I miss Improv rehearsal terribly. Should have auditioned, if only to be part of the group. I loved observing them for Anthropology, but am ashamed of how unworthy of them my paper was. Dearest Flashmonster, my dear friends, please forgive my squandering of your solitude, and my shameful desire to do it more - more! I may take Rachel's suggestion to keep taking Anthro courses as an excuse to study them while watching their rehearsals. Rarely have I found any group so inspiring.

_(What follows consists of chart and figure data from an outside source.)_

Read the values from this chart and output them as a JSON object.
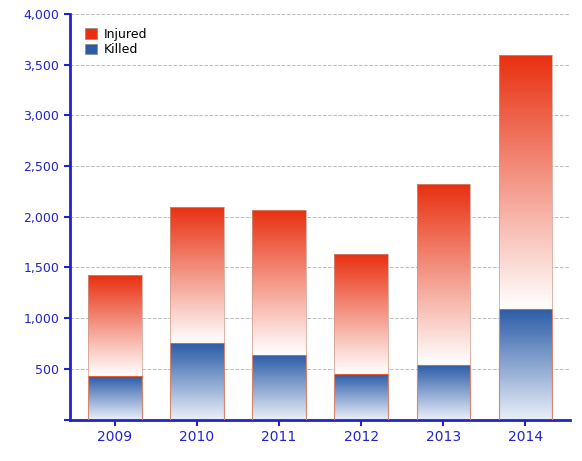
{
  "years": [
    "2009",
    "2010",
    "2011",
    "2012",
    "2013",
    "2014"
  ],
  "killed": [
    430,
    750,
    640,
    450,
    540,
    1090
  ],
  "totals": [
    1420,
    2100,
    2070,
    1630,
    2320,
    3590
  ],
  "ylim": [
    0,
    4000
  ],
  "yticks": [
    0,
    500,
    1000,
    1500,
    2000,
    2500,
    3000,
    3500,
    4000
  ],
  "killed_top_color": "#2b5ca8",
  "killed_bottom_color": "#e8eef8",
  "injured_top_color": "#e83010",
  "injured_bottom_color": "#ffffff",
  "background_color": "#ffffff",
  "grid_color": "#aaaaaa",
  "axis_color": "#2222cc",
  "bar_width": 0.65,
  "legend_injured": "Injured",
  "legend_killed": "Killed",
  "figure_width": 5.82,
  "figure_height": 4.61,
  "dpi": 100
}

Rachel, darling, I am so sorry about the postponement. Moving up, though, you may get even more committed volunteers next year, since the project won't be right at the end of everything.

This semester has been nothing but Jolie Holland. She is the contrasting soundtrack, the low and romantic music in my head during the ambulance rides and probably what I hummed while under ether.

So, the joys of Spring Fling:

Music!
The Foundations, I love 'em, I dance upon 'em, would put them all on pillars if they hadn't already declared their architectural position.

Petty Victories!
Jousting Ariana on wobbly (speaking of) pillars with a silly helmet and a huge padded stick (carnival standard) and smack talkin' and winnin' was, you know, my favorite petty victory. Then I lost to Christine. But hopefully nobody has read down this far.

Food!
Hot dogs! Popcorn without salt!

Childhood Dreams (Realized)!
I haltingly advanced around a May Pole, ribbon in fist, according to all my oldest wishes and fondest hopes. Of course, I wasn't decked in virginal white, and my hair wasn't even floating about, but I was very happy. The 'Pole looked gorgeous in ribbons of a million colors, and my friends in white. Rachel 2 cut down the tree herself.

Home is so near. And so flipping far.